IFRS 17 introduces, for the first time, consistency across jurisdictions applying IFRS and requires consistency in the accounting for all insurance activities within the same group. Whilst the impact will vary from company to company, depending on its starting point, the move to a consistent accounting approach will in all cases require significant investment in information and accounting systems and require coordinated input from accountants, actuaries, other insurance professionals and IT specialists.

IFRS 17 will provide new insights into the activities of insurance companies as it will require the disaggregation for accounting purposes of insurance contract portfolios in ways not previously seen.

What, in your opinion does the future hold for insurance companies, and how can they ensure they are prepared for full implementation?

Internationally, IFRS 17 has an effective date of years commencing on or after 1 January 2021. However, its use in Europe has not yet been endorsed and it is unlikely that a final decision on its endorsement will be made before 2019.
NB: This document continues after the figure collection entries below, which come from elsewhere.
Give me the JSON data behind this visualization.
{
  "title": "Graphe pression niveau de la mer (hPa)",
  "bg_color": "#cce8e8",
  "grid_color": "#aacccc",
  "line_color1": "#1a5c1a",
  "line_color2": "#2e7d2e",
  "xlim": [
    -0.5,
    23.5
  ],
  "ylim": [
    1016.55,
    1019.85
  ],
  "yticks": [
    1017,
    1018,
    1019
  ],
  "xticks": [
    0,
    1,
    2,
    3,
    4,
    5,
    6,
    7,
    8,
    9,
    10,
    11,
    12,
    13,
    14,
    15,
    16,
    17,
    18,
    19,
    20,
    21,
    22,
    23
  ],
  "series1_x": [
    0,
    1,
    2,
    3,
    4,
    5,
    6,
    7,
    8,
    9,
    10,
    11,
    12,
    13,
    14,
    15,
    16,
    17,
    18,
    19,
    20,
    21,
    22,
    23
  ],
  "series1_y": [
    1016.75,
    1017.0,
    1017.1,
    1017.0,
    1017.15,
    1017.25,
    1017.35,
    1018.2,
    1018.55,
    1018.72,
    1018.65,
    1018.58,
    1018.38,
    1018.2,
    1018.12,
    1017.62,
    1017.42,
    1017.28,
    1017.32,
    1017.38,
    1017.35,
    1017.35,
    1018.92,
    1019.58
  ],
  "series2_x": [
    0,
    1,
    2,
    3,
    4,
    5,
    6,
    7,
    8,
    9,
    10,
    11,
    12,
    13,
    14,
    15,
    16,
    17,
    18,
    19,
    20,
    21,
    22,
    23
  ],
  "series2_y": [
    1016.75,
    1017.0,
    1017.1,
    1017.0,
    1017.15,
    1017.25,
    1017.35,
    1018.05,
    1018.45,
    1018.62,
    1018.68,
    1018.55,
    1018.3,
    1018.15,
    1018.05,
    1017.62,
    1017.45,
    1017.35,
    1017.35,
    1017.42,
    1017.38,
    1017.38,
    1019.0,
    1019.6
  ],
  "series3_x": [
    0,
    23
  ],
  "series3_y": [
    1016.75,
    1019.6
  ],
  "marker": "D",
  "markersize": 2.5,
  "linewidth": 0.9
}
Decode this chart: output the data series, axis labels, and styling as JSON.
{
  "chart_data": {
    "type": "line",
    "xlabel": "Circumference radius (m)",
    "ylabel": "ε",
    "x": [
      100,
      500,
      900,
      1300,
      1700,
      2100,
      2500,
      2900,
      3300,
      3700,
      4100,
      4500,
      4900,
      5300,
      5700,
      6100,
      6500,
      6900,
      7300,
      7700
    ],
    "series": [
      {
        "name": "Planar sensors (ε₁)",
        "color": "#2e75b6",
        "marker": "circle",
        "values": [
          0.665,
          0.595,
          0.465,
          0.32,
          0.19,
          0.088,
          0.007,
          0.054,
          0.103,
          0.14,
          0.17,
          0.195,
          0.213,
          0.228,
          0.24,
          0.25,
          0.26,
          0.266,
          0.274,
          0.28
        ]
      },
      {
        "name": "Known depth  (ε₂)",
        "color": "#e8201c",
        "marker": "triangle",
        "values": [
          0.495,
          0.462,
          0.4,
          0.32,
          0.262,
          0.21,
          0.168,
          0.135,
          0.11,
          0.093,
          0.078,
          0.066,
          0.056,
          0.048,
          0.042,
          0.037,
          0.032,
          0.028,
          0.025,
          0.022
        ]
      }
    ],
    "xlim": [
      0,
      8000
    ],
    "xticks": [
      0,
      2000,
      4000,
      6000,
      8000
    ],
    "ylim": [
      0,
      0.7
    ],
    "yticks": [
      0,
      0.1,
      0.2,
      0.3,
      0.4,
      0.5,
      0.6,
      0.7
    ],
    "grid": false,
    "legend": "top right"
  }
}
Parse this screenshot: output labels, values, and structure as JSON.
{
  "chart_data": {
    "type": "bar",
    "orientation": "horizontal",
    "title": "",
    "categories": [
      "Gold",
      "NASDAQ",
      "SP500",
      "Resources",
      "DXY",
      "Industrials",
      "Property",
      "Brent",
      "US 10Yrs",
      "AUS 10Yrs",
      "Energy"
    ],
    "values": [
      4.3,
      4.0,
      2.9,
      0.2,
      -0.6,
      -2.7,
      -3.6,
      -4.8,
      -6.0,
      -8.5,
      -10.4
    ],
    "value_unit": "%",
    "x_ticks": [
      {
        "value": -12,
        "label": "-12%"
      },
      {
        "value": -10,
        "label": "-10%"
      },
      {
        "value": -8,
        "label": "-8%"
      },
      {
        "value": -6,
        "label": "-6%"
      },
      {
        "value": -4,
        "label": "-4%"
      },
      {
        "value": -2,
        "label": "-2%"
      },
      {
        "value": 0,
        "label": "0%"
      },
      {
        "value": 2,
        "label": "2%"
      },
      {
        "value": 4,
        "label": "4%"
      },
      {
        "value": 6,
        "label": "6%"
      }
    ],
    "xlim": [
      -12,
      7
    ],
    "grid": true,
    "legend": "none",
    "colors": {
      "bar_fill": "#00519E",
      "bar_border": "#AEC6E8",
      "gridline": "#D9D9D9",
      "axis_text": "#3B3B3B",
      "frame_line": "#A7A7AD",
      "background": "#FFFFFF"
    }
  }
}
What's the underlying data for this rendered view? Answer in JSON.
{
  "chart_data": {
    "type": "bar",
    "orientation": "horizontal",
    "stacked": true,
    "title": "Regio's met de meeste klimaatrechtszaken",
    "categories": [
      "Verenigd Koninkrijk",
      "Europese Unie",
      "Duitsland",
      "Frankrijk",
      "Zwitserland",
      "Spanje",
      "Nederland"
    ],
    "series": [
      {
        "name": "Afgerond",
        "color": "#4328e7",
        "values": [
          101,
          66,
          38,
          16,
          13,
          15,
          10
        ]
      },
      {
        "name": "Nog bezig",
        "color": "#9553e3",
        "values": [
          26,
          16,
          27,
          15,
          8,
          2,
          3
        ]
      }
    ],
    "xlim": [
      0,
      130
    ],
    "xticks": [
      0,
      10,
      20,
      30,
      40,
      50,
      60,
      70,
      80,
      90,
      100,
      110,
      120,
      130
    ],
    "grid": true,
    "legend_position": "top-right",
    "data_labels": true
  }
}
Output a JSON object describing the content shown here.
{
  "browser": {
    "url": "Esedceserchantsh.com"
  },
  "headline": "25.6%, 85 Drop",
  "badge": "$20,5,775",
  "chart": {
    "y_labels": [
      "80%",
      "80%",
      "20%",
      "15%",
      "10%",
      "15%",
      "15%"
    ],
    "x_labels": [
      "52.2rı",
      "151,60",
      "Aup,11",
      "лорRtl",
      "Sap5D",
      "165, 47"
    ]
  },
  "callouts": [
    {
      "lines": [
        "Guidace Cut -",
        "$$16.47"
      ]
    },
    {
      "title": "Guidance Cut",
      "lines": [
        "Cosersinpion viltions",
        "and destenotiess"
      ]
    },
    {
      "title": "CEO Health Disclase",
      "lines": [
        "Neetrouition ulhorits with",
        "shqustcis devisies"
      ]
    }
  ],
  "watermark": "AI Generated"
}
The endorsement process will be informed by considerations of its impact on the industry and the economy at large. Such considerations require deep analysis of the standard and modelling of its impacts on the financial statements of insurance companies and, in turn, the insurance industry and markets. This can only be done with the cooperation of insurance companies in field testing that will be performed during 2018.

Involvement is such work will also provide the foundations for the system implementation work that will be required should IFRS be endorsed for use in Europe and the UK. For large insurance companies with listings on non-European equity markets, which often require the use of IFRS as issued irrespective of endorsement decisions in Europe, it will also support their move to IFRS for the filing of accounts with those markets.